There are other faults: Some of the ends, if tied, are tied in slip knots. The appearance in the book of gentile Alec Strange is fraught with foreshadowing— but nothing ever comes of it, though a feeble attempt is made to link him to the scholarship awarded at the novel’s end. Similarly, the use of a symbolic lake which Lucy ever desires to visit, but to which neither her father nor her husband will take her, is not very effective in its blatantness; and the transformation of the giddy sister into the solid and loving wife of the stake president is a bit sudden. On the whole, these flaws do not get in the way of the novel’s readability, however, and occasionally Noall balances flaws with genuine touches of excellence. Such a touch is the symbolic opening, wherein Lucy is seen returning from helping her father aid a ewe that was having difficulty in dropping her lamb. Lucy’s statement, “O aye, the ewe needed Pa, and Pa needed me,” is a nice fore shadowing of the events of the novel, in which Lucy becomes convinced that the Lord needed her to assist Him in the birthing of His ewes.

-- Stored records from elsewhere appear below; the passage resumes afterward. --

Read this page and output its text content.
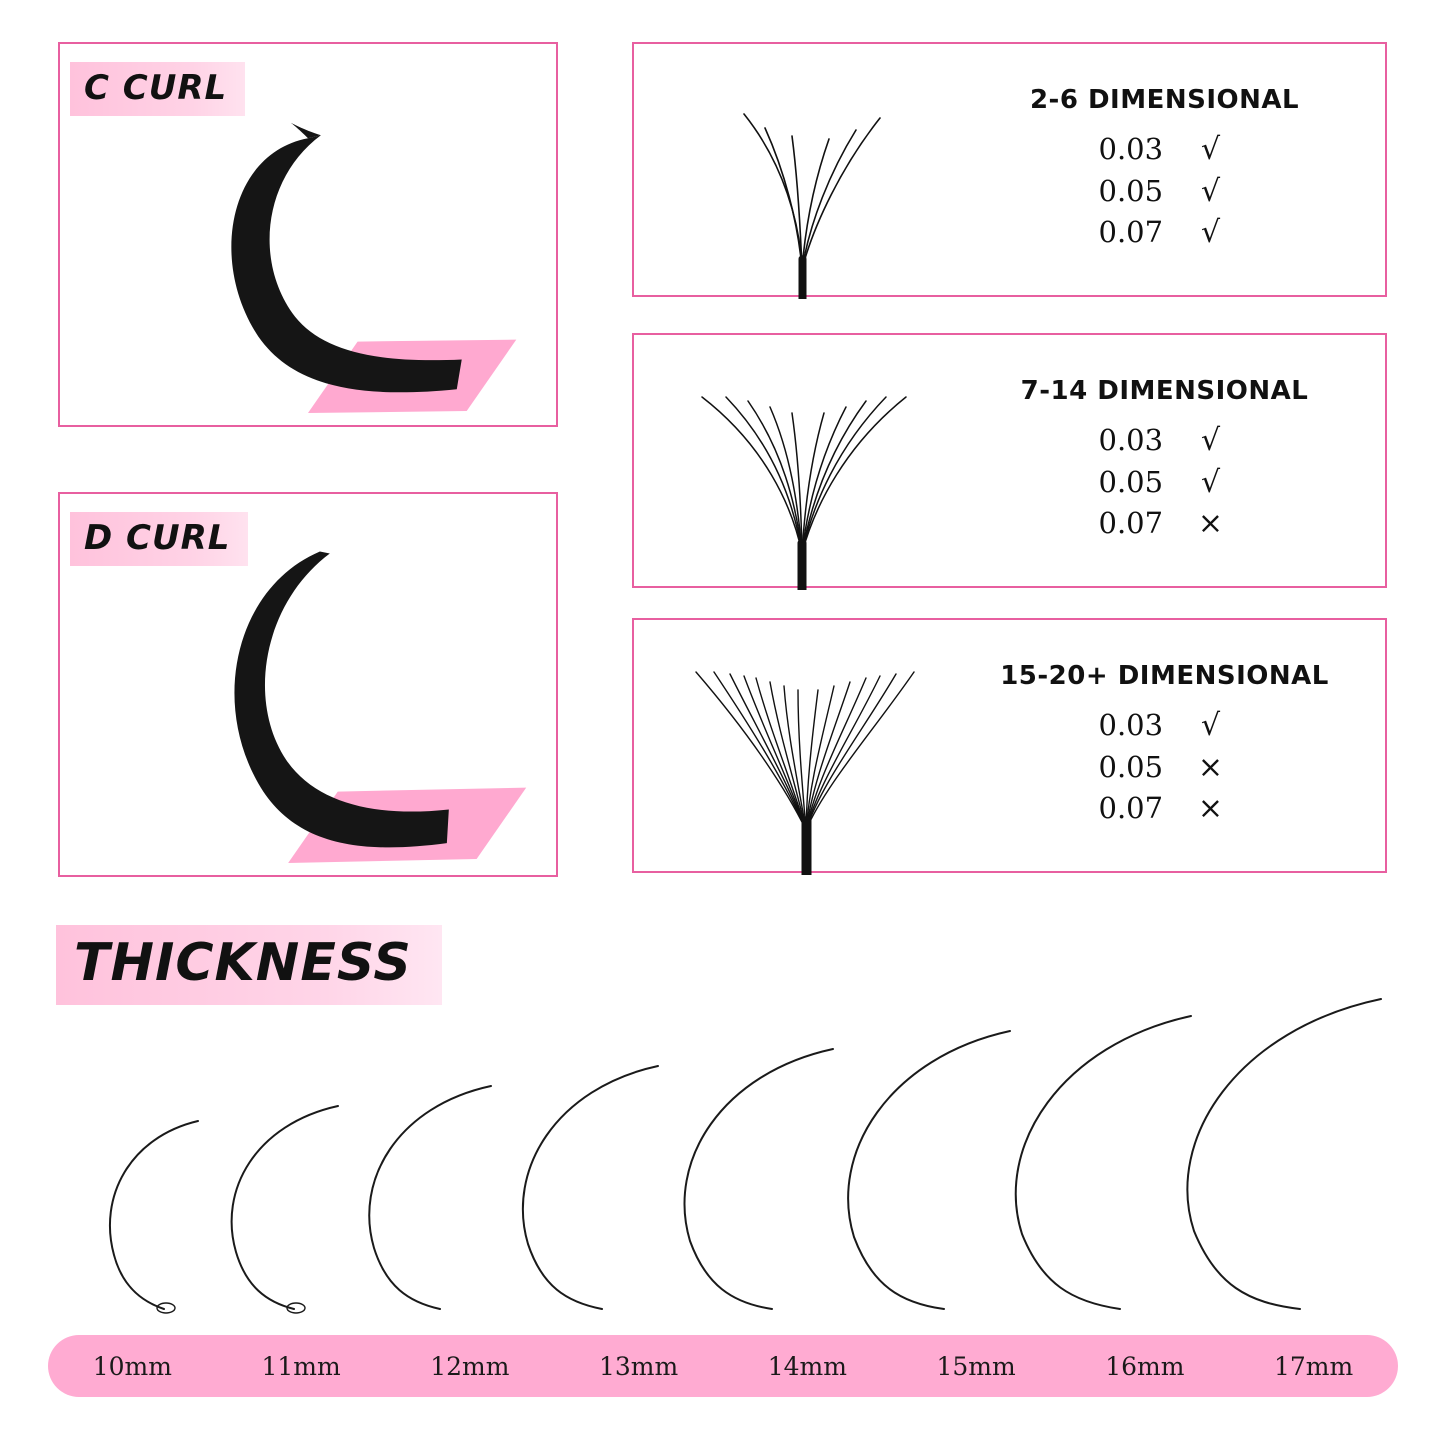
C CURL
D CURL
2-6 DIMENSIONAL
0.03 √
0.05 √
0.07 √
7-14 DIMENSIONAL
0.03 √
0.05 √
0.07 ×
15-20+ DIMENSIONAL
0.03 √
0.05 ×
0.07 ×
THICKNESS
10mm	11mm	12mm	13mm	14mm	15mm	16mm	17mm
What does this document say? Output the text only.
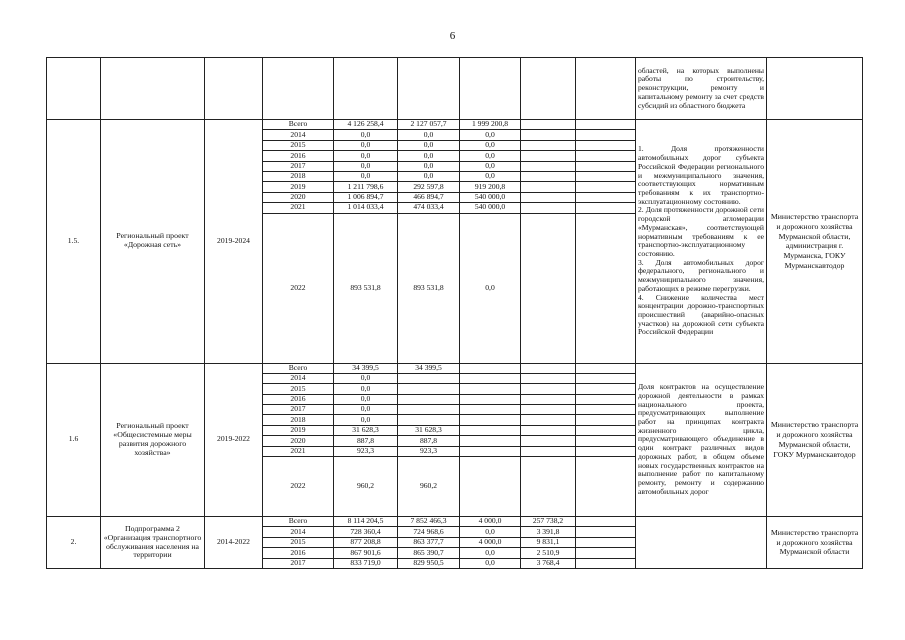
6
									областей, на которых выполнены работы по строительству, реконструкции, ремонту и капитальному ремонту за счет средств субсидий из областного бюджета	
1.5.	Региональный проект «Дорожная сеть»	2019-2024	Всего	4 126 258,4	2 127 057,7	1 999 200,8			1. Доля протяженности автомобильных дорог субъекта Российской Федерации регионального и межмуниципального значения, соответствующих нормативным требованиям к их транспортно-эксплуатационному состоянию.
2. Доля протяженности дорожной сети городской агломерации «Мурманская», соответствующей нормативным требованиям к ее транспортно-эксплуатационному состоянию.
3. Доля автомобильных дорог федерального, регионального и межмуниципального значения, работающих в режиме перегрузки.
4. Снижение количества мест концентрации дорожно-транспортных происшествий (аварийно-опасных участков) на дорожной сети субъекта Российской Федерации	Министерство транспорта и дорожного хозяйства Мурманской области, администрация г. Мурманска, ГОКУ Мурманскавтодор
			2014	0,0	0,0	0,0				
			2015	0,0	0,0	0,0				
			2016	0,0	0,0	0,0				
			2017	0,0	0,0	0,0				
			2018	0,0	0,0	0,0				
			2019	1 211 798,6	292 597,8	919 200,8				
			2020	1 006 894,7	466 894,7	540 000,0				
			2021	1 014 033,4	474 033,4	540 000,0				
			2022	893 531,8	893 531,8	0,0				
1.6	Региональный проект «Общесистемные меры развития дорожного хозяйства»	2019-2022	Всего	34 399,5	34 399,5				Доля контрактов на осуществление дорожной деятельности в рамках национального проекта, предусматривающих выполнение работ на принципах контракта жизненного цикла, предусматривающего объединение в один контракт различных видов дорожных работ, в общем объеме новых государственных контрактов на выполнение работ по капитальному ремонту, ремонту и содержанию автомобильных дорог	Министерство транспорта и дорожного хозяйства Мурманской области, ГОКУ Мурманскавтодор
			2014	0,0						
			2015	0,0						
			2016	0,0						
			2017	0,0						
			2018	0,0						
			2019	31 628,3	31 628,3					
			2020	887,8	887,8					
			2021	923,3	923,3					
			2022	960,2	960,2					
2.	Подпрограмма 2 «Организация транспортного обслуживания населения на территории	2014-2022	Всего	8 114 204,5	7 852 466,3	4 000,0	257 738,2			Министерство транспорта и дорожного хозяйства Мурманской области
			2014	728 360,4	724 968,6	0,0	3 391,8			
			2015	877 208,8	863 377,7	4 000,0	9 831,1			
			2016	867 901,6	865 390,7	0,0	2 510,9			
			2017	833 719,0	829 950,5	0,0	3 768,4			
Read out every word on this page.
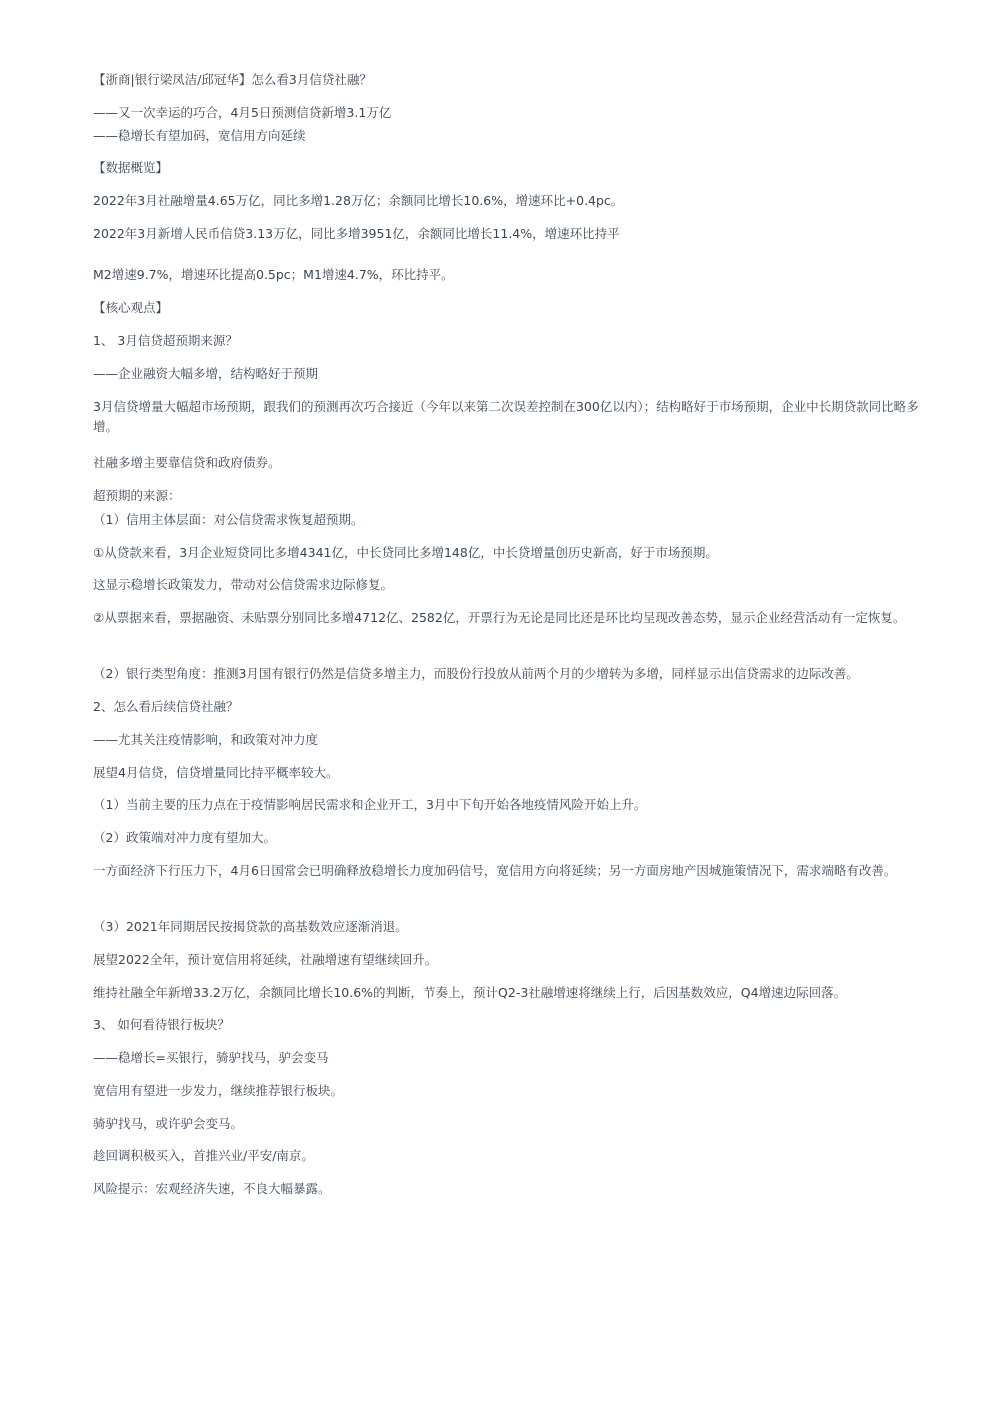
【浙商|银行梁凤洁/邱冠华】怎么看3月信贷社融？
——又一次幸运的巧合，4月5日预测信贷新增3.1万亿
——稳增长有望加码，宽信用方向延续
【数据概览】
2022年3月社融增量4.65万亿，同比多增1.28万亿；余额同比增长10.6%，增速环比+0.4pc。
2022年3月新增人民币信贷3.13万亿，同比多增3951亿，余额同比增长11.4%，增速环比持平
M2增速9.7%，增速环比提高0.5pc；M1增速4.7%，环比持平。
【核心观点】
1、 3月信贷超预期来源？
——企业融资大幅多增，结构略好于预期
3月信贷增量大幅超市场预期，跟我们的预测再次巧合接近（今年以来第二次误差控制在300亿以内）；结构略好于市场预期，企业中长期贷款同比略多增。
社融多增主要靠信贷和政府债券。
超预期的来源：
（1）信用主体层面：对公信贷需求恢复超预期。
①从贷款来看，3月企业短贷同比多增4341亿，中长贷同比多增148亿，中长贷增量创历史新高，好于市场预期。
这显示稳增长政策发力，带动对公信贷需求边际修复。
②从票据来看，票据融资、未贴票分别同比多增4712亿、2582亿，开票行为无论是同比还是环比均呈现改善态势，显示企业经营活动有一定恢复。
（2）银行类型角度：推测3月国有银行仍然是信贷多增主力，而股份行投放从前两个月的少增转为多增，同样显示出信贷需求的边际改善。
2、怎么看后续信贷社融？
——尤其关注疫情影响，和政策对冲力度
展望4月信贷，信贷增量同比持平概率较大。
（1）当前主要的压力点在于疫情影响居民需求和企业开工，3月中下旬开始各地疫情风险开始上升。
（2）政策端对冲力度有望加大。
一方面经济下行压力下，4月6日国常会已明确释放稳增长力度加码信号，宽信用方向将延续；另一方面房地产因城施策情况下，需求端略有改善。
（3）2021年同期居民按揭贷款的高基数效应逐渐消退。
展望2022全年，预计宽信用将延续，社融增速有望继续回升。
维持社融全年新增33.2万亿，余额同比增长10.6%的判断，节奏上，预计Q2-3社融增速将继续上行，后因基数效应，Q4增速边际回落。
3、 如何看待银行板块？
——稳增长=买银行，骑驴找马，驴会变马
宽信用有望进一步发力，继续推荐银行板块。
骑驴找马，或许驴会变马。
趁回调积极买入，首推兴业/平安/南京。
风险提示：宏观经济失速，不良大幅暴露。
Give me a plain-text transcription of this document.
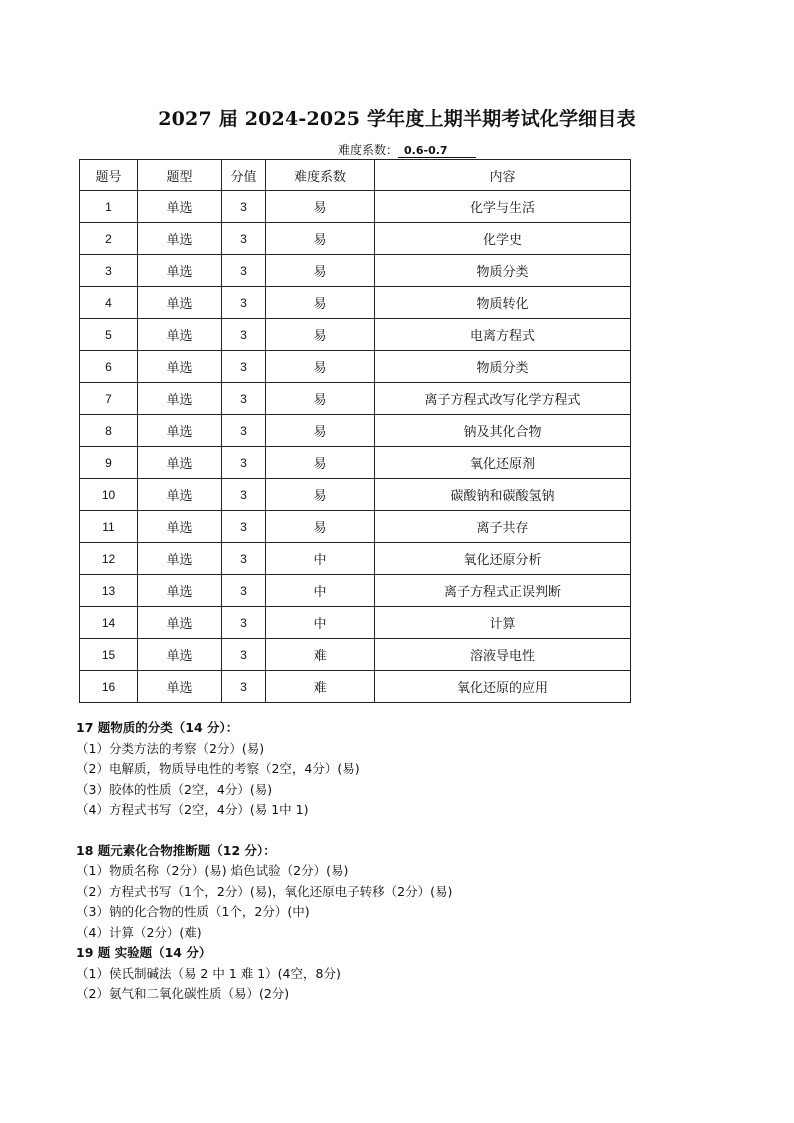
2027 届 2024-2025 学年度上期半期考试化学细目表
难度系数： 0.6-0.7
题号	题型	分值	难度系数	内容
1	单选	3	易	化学与生活
2	单选	3	易	化学史
3	单选	3	易	物质分类
4	单选	3	易	物质转化
5	单选	3	易	电离方程式
6	单选	3	易	物质分类
7	单选	3	易	离子方程式改写化学方程式
8	单选	3	易	钠及其化合物
9	单选	3	易	氧化还原剂
10	单选	3	易	碳酸钠和碳酸氢钠
11	单选	3	易	离子共存
12	单选	3	中	氧化还原分析
13	单选	3	中	离子方程式正误判断
14	单选	3	中	计算
15	单选	3	难	溶液导电性
16	单选	3	难	氧化还原的应用
17 题物质的分类（14 分）：
（1）分类方法的考察（2分）(易)
（2）电解质，物质导电性的考察（2空，4分）(易)
（3）胶体的性质（2空，4分）(易)
（4）方程式书写（2空，4分）(易 1中 1)
18 题元素化合物推断题（12 分）：
（1）物质名称（2分）(易) 焰色试验（2分）(易)
（2）方程式书写（1个，2分）(易)，氧化还原电子转移（2分）(易)
（3）钠的化合物的性质（1个，2分）(中)
（4）计算（2分）(难)
19 题 实验题（14 分）
（1）侯氏制碱法（易 2 中 1 难 1）(4空，8分)
（2）氨气和二氧化碳性质（易）(2分)
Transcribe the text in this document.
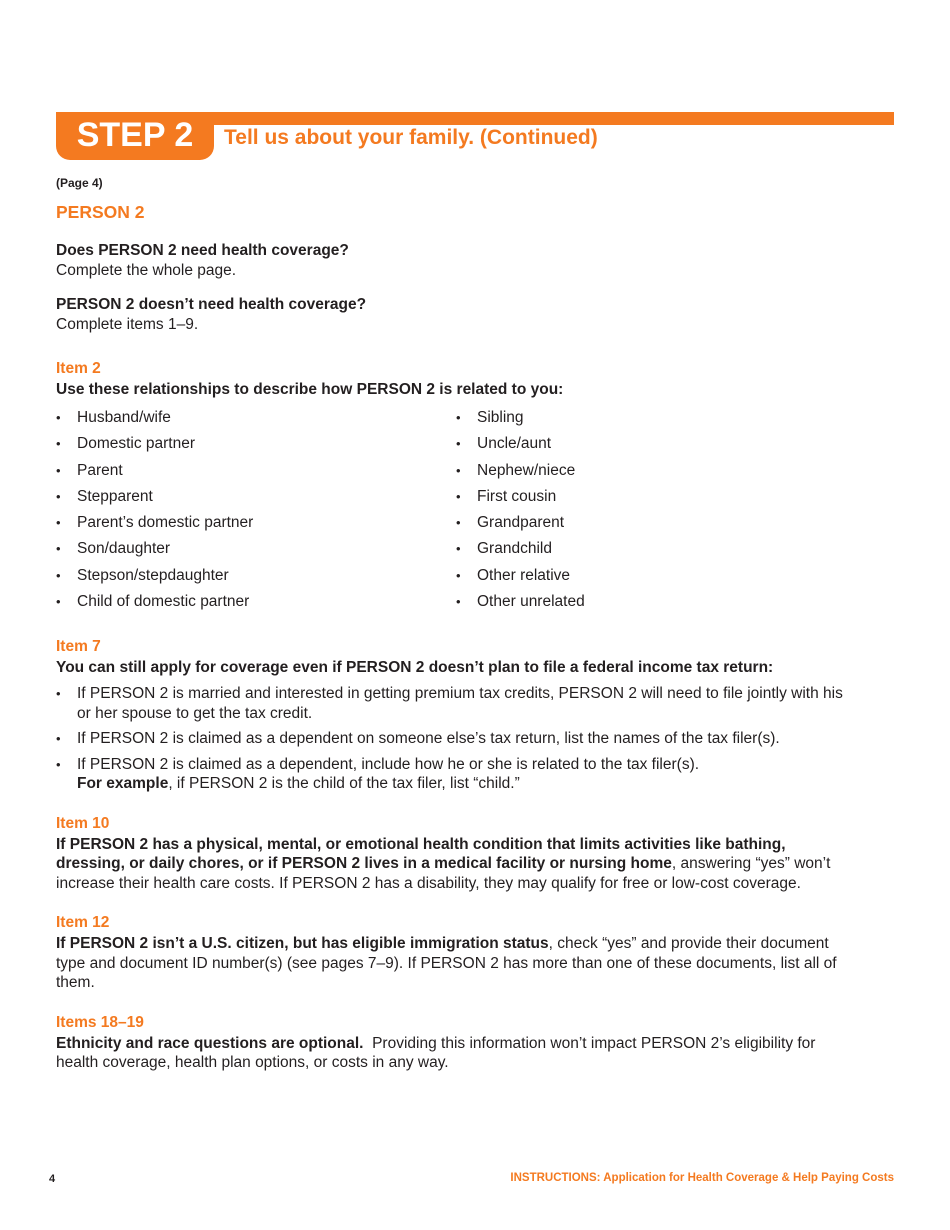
STEP 2	Tell us about your family. (Continued)

(Page 4)

PERSON 2

Does PERSON 2 need health coverage?

Complete the whole page.

PERSON 2 doesn’t need health coverage?

Complete items 1–9.

Item 2

Use these relationships to describe how PERSON 2 is related to you:

• Husband/wife
• Domestic partner
• Parent
• Stepparent
• Parent’s domestic partner
• Son/daughter
• Stepson/stepdaughter
• Child of domestic partner
• Sibling
• Uncle/aunt
• Nephew/niece
• First cousin
• Grandparent
• Grandchild
• Other relative
• Other unrelated

Item 7

You can still apply for coverage even if PERSON 2 doesn’t plan to file a federal income tax return:

• If PERSON 2 is married and interested in getting premium tax credits, PERSON 2 will need to file jointly with his or her spouse to get the tax credit.
• If PERSON 2 is claimed as a dependent on someone else’s tax return, list the names of the tax filer(s).
• If PERSON 2 is claimed as a dependent, include how he or she is related to the tax filer(s).
For example, if PERSON 2 is the child of the tax filer, list “child.”

Item 10

If PERSON 2 has a physical, mental, or emotional health condition that limits activities like bathing, dressing, or daily chores, or if PERSON 2 lives in a medical facility or nursing home, answering “yes” won’t increase their health care costs. If PERSON 2 has a disability, they may qualify for free or low-cost coverage.

Item 12

If PERSON 2 isn’t a U.S. citizen, but has eligible immigration status, check “yes” and provide their document type and document ID number(s) (see pages 7–9). If PERSON 2 has more than one of these documents, list all of them.

Items 18–19

Ethnicity and race questions are optional.  Providing this information won’t impact PERSON 2’s eligibility for health coverage, health plan options, or costs in any way.

4	INSTRUCTIONS: Application for Health Coverage & Help Paying Costs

Surely the Night is a good Mormon novel, full of the same kind of scholarship and good writing which characterize Noall’s Intimate Disciple, about Willard Richards, and Guardians of the Hearth, about Mormon midwives. But, good as it is, Surely the Night lacks—what? Mythic dimension, perhaps. Or perhaps it is that Mormon readers today crave examination in fiction not of the well-documented plight of the polygamous wife, but of the universal and significant human experiences which such an anomaly as polygamy prevents us—and writers— from confronting. If we were to place our world-worn Mormon fingers on that spot where our mortality most hurts us, it would probably be on the spirit-flesh tension, on the in-the-world-yet-not-of-the-world challenge that defeats us regularly. Mormon novels which attempt to deal with such problems in a nineteenth century context somehow miss the mark, for polygamy garners the attention and the emotions of the reader, which, as in this novel, should rightfully be focused on the inner tensions on Lucy Muir Whumper.
Perhaps Mormons ought to have a root-beer toast similar to the Jewish toast, “Next year in Jerusalem”—perhaps “Next year—THE Mormon novel.” Perhaps. Until then, Surely the Night is a thoroughly enjoyable diversion.
Surely the Night by Claire Noall. Salt Lake City, Utah: University of Utah Press, 1972. 288 pp. $6.00.